The district court did not err when it allowed the state defendants to refile their motion for attorneys' fees after the initial motion was stricken for failure to comply with Local Rule 7-3 requiring parties to meet and confer before filing a motion. Rule 54(d)(2)(B) allows a district court to extend the time for filing a motion for attorneys' fees, and the striking of the initial motion had no preclusive effect on the second motion. Finally, Elwood offered no evidence in the district court showing inability to pay the fee awards; her tax returns, of which she asks this Court to take judicial notice, would show only her income and not whether she has assets with which to satisfy the fee awards.
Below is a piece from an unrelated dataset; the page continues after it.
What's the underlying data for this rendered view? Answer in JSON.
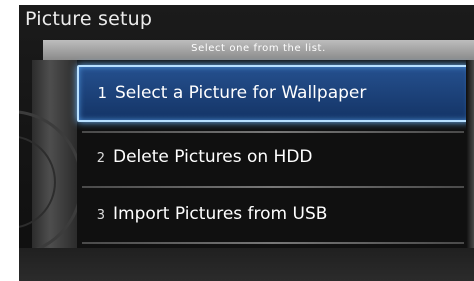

We affirm the award of attorneys' fees to the California DOJ. However, because the same attorney represented all of the state defendants, the award must be recalculated to include only those hours spent on the claim against the California DOJ.
For the foregoing reasons, we VACATE the fee awards to attorney Drescher and to Commissioner Zakon, Referee Skeba, Judge Farrell, Judge Kehiayan, and Judge MacLaughlin. We AFFIRM the fee awards to attorney Hutchinson and to the California DOJ but REMAND the latter to the district court for recalculation in conformity with this opinion.